One young man, a social mobilizer voiced what other men did with the dire statistics to include the birth statistics that showed the female infanticide practices. He stated that he didn't know. It is incredible that men feign ignorance and I ask how is it that they do not notice the mass murder of females, female infants, the catastrophic rape statistics, the molest on their buses where women are not safe to venture alone? How is it that the men do not notice? And I asked the women how is it that they pretend to not notice in their defense of men?
Unicef, Mr. Hameed, field officer was so intimated by my advocation of the trainees due to one of the male managers in Vavunija who wanted me to change my list of selected funded kolo lay therapists so that he can get the money/budget did not read my project outline or handout.

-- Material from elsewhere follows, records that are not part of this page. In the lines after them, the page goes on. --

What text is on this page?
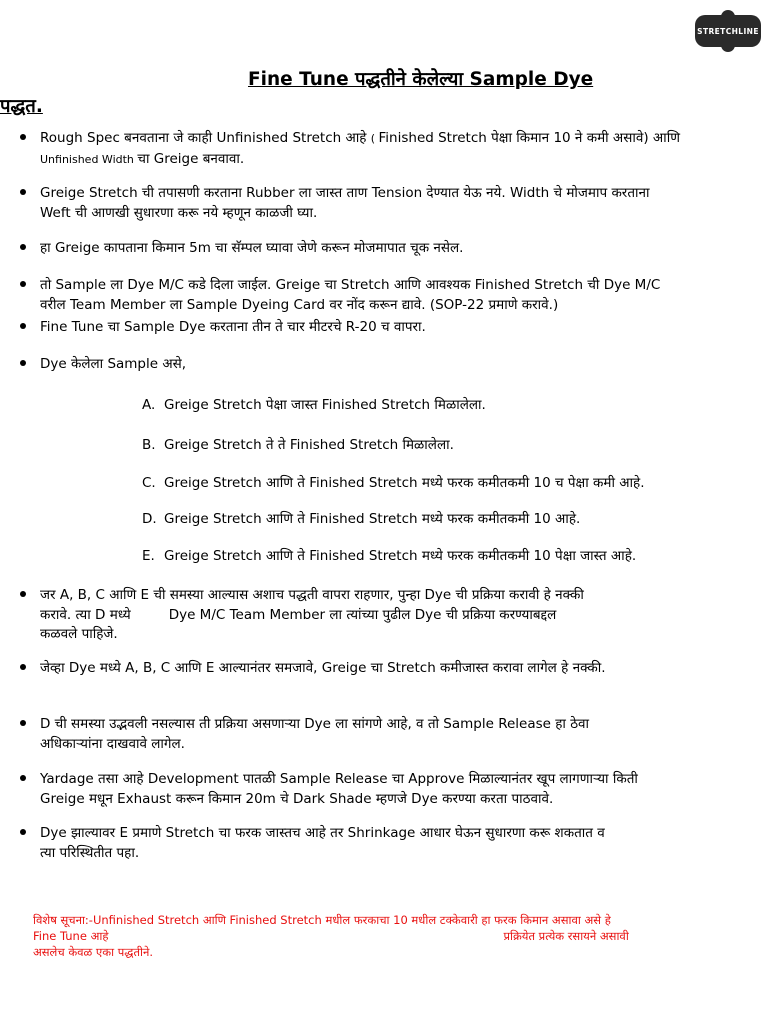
STRETCHLINE
Fine Tune पद्धतीने केलेल्या Sample Dye
पद्धत.
Rough Spec बनवताना जे काही Unfinished Stretch आहे ( Finished Stretch पेक्षा किमान 10 ने कमी असावे) आणि
Unfinished Width चा Greige बनवावा.
Greige Stretch ची तपासणी करताना Rubber ला जास्त ताण Tension देण्यात येऊ नये. Width चे मोजमाप करताना
Weft ची आणखी सुधारणा करू नये म्हणून काळजी घ्या.
हा Greige कापताना किमान 5m चा सॅम्पल घ्यावा जेणे करून मोजमापात चूक नसेल.
तो Sample ला Dye M/C कडे दिला जाईल. Greige चा Stretch आणि आवश्यक Finished Stretch ची Dye M/C
वरील Team Member ला Sample Dyeing Card वर नोंद करून द्यावे. (SOP-22 प्रमाणे करावे.)
Fine Tune चा Sample Dye करताना तीन ते चार मीटरचे R-20 च वापरा.
Dye केलेला Sample असे,
A. Greige Stretch पेक्षा जास्त Finished Stretch मिळालेला.
B. Greige Stretch ते ते Finished Stretch मिळालेला.
C. Greige Stretch आणि ते Finished Stretch मध्ये फरक कमीतकमी 10 च पेक्षा कमी आहे.
D. Greige Stretch आणि ते Finished Stretch मध्ये फरक कमीतकमी 10 आहे.
E. Greige Stretch आणि ते Finished Stretch मध्ये फरक कमीतकमी 10 पेक्षा जास्त आहे.
जर A, B, C आणि E ची समस्या आल्यास अशाच पद्धती वापरा राहणार, पुन्हा Dye ची प्रक्रिया करावी हे नक्की
करावे. त्या D मध्ये	Dye M/C Team Member ला त्यांच्या पुढील Dye ची प्रक्रिया करण्याबद्दल
कळवले पाहिजे.
जेव्हा Dye मध्ये A, B, C आणि E आल्यानंतर समजावे, Greige चा Stretch कमीजास्त करावा लागेल हे नक्की.
D ची समस्या उद्भवली नसल्यास ती प्रक्रिया असणाऱ्या Dye ला सांगणे आहे, व तो Sample Release हा ठेवा
अधिकाऱ्यांना दाखवावे लागेल.
Yardage तसा आहे Development पातळी Sample Release चा Approve मिळाल्यानंतर खूप लागणाऱ्या किती
Greige मधून Exhaust करून किमान 20m चे Dark Shade म्हणजे Dye करण्या करता पाठवावे.
Dye झाल्यावर E प्रमाणे Stretch चा फरक जास्तच आहे तर Shrinkage आधार घेऊन सुधारणा करू शकतात व
त्या परिस्थितीत पहा.
विशेष सूचना:-Unfinished Stretch आणि Finished Stretch मधील फरकाचा 10 मधील टक्केवारी हा फरक किमान असावा असे हे
Fine Tune आहे	प्रक्रियेत प्रत्येक रसायने असावी
असलेच केवळ एका पद्धतीने.
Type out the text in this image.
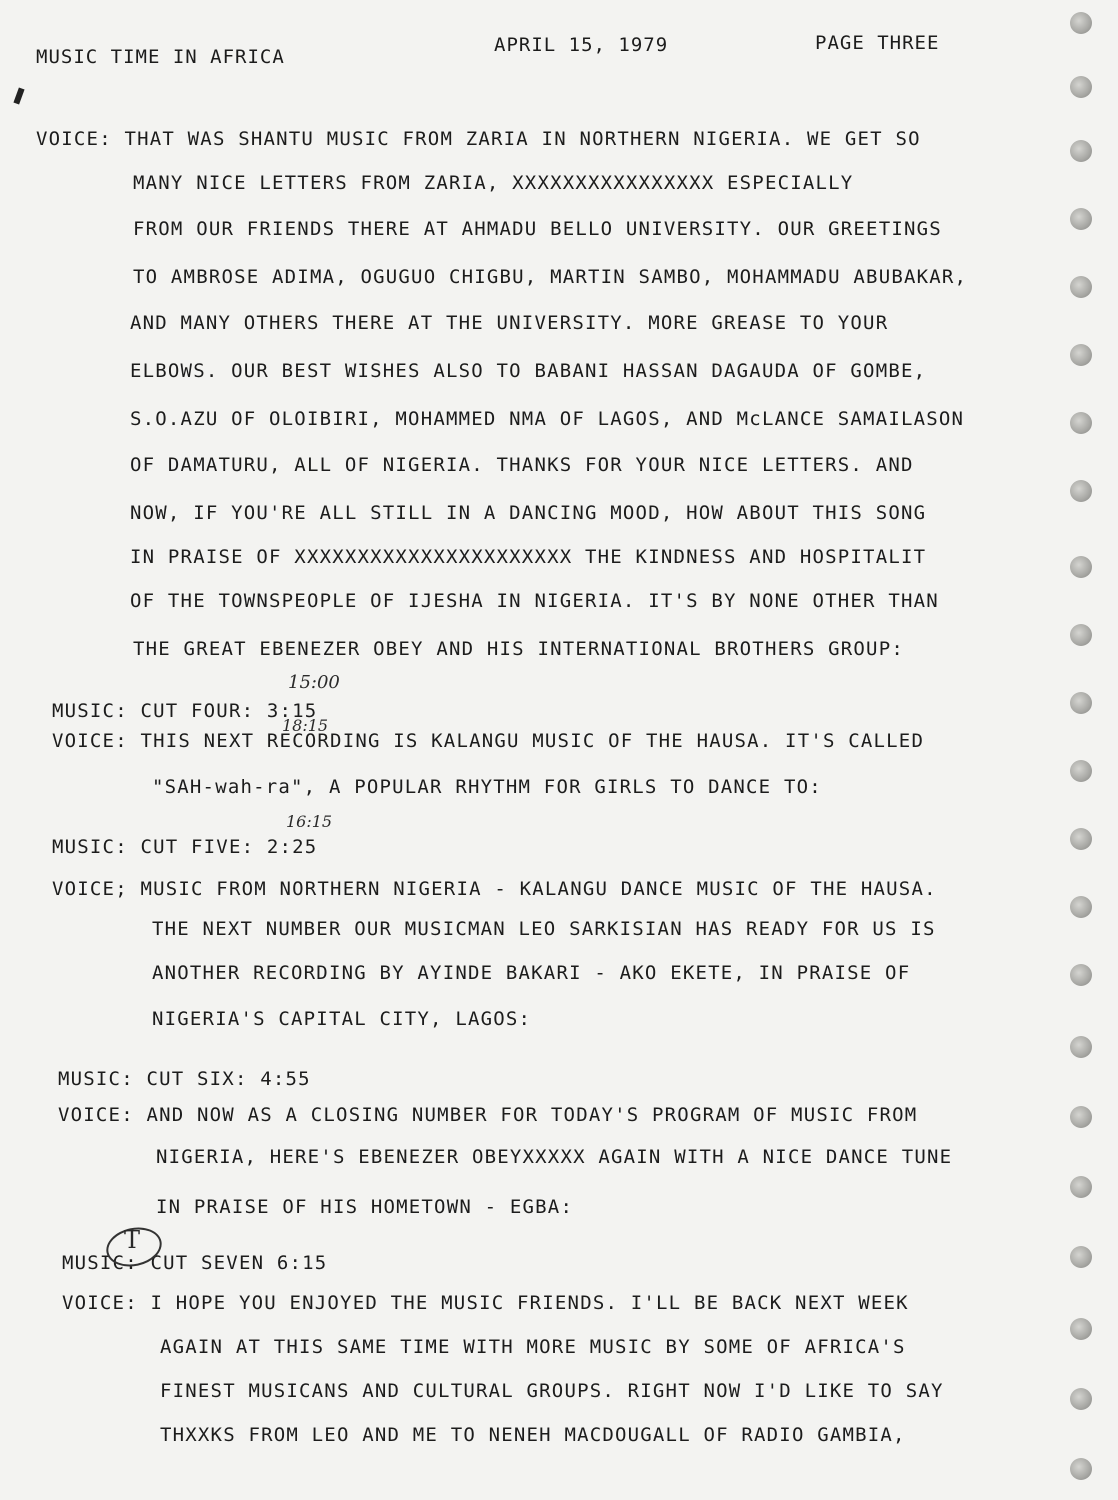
MUSIC TIME IN AFRICA
APRIL 15, 1979	PAGE THREE
VOICE: THAT WAS SHANTU MUSIC FROM ZARIA IN NORTHERN NIGERIA. WE GET SO
MANY NICE LETTERS FROM ZARIA, XXXXXXXXXXXXXXXX ESPECIALLY
FROM OUR FRIENDS THERE AT AHMADU BELLO UNIVERSITY. OUR GREETINGS
TO AMBROSE ADIMA, OGUGUO CHIGBU, MARTIN SAMBO, MOHAMMADU ABUBAKAR,
AND MANY OTHERS THERE AT THE UNIVERSITY. MORE GREASE TO YOUR
ELBOWS. OUR BEST WISHES ALSO TO BABANI HASSAN DAGAUDA OF GOMBE,
S.O.AZU OF OLOIBIRI, MOHAMMED NMA OF LAGOS, AND McLANCE SAMAILASON
OF DAMATURU, ALL OF NIGERIA. THANKS FOR YOUR NICE LETTERS. AND
NOW, IF YOU'RE ALL STILL IN A DANCING MOOD, HOW ABOUT THIS SONG
IN PRAISE OF XXXXXXXXXXXXXXXXXXXXXX THE KINDNESS AND HOSPITALIT
OF THE TOWNSPEOPLE OF IJESHA IN NIGERIA. IT'S BY NONE OTHER THAN
THE GREAT EBENEZER OBEY AND HIS INTERNATIONAL BROTHERS GROUP:
MUSIC: CUT FOUR: 3:15
VOICE: THIS NEXT RECORDING IS KALANGU MUSIC OF THE HAUSA. IT'S CALLED
"SAH-wah-ra", A POPULAR RHYTHM FOR GIRLS TO DANCE TO:
MUSIC: CUT FIVE: 2:25
VOICE; MUSIC FROM NORTHERN NIGERIA - KALANGU DANCE MUSIC OF THE HAUSA.
THE NEXT NUMBER OUR MUSICMAN LEO SARKISIAN HAS READY FOR US IS
ANOTHER RECORDING BY AYINDE BAKARI - AKO EKETE, IN PRAISE OF
NIGERIA'S CAPITAL CITY, LAGOS:
MUSIC: CUT SIX: 4:55
VOICE: AND NOW AS A CLOSING NUMBER FOR TODAY'S PROGRAM OF MUSIC FROM
NIGERIA, HERE'S EBENEZER OBEYXXXXX AGAIN WITH A NICE DANCE TUNE
IN PRAISE OF HIS HOMETOWN - EGBA:
MUSIC: CUT SEVEN 6:15
VOICE: I HOPE YOU ENJOYED THE MUSIC FRIENDS. I'LL BE BACK NEXT WEEK
AGAIN AT THIS SAME TIME WITH MORE MUSIC BY SOME OF AFRICA'S
FINEST MUSICANS AND CULTURAL GROUPS. RIGHT NOW I'D LIKE TO SAY
THXXKS FROM LEO AND ME TO NENEH MACDOUGALL OF RADIO GAMBIA,
15:00
18:15
16:15
T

The same with Movimondo staff who still made decisions that affected the very IDPs and uprooted peoples direly without nary a concern or notice. Uprooted peoples were not in the room with them and they were more concerned about their budgets and their money.
I find this to be so in Bosnia as well.
Q: What do you think will be the response of the refugees to your newly trained therapists, counselors?
A: In the field there the response was heartfelt and deep. I wept and they wept. So far the monthly reports are very favorable. Mostly, the IDPs state relief that someone is listening to their first person story and that it is healing for them.
Q: What was different (if any) here than in Bosnia?
A: Not much different, just poorer, and the females are dead not just physically and statistically but in their eyes. They are exhausted from all the incessant violence and seemed resigned to death as a welcoming relief from their poverty and low status as a female.
Q: What did you learn/appreciate/feel here of yourself since you put so much of yourself into the Kolo training work?
A: I appreciate that I do this for myself. That I can go to sleep at night and look at my children in the eye and say: "I am working to make this world a place of peace and inclusive of females and the feminine by my own small acts." At 48, I can be aware and able to see how whatever we have been doing up until this point has not worked and has been the most violent reign in the herstory of the Mother Earth. To face this and know that I cannot change the world only myself has been an incredible gifting. The other gifting is feeling the sister kinship with the women and their families. Witnessing their lives is sacred to me and fills me with awe, wonder and love.
Q: What can women here do to help?
A: Stop being passive. Stop waiting for permission to do something or that what they feel or do is not important. The small act of housekeeping, sweeping the ash from the street in war torn countries is great activism. Rising children with love is another great act of activism. Knowing female culture and female humanity is critical to ecology and for peace. Voting, membership in sister kinship organizations such as NOW are all helpful. It is us 'average' women who change the world. Not the powers that be.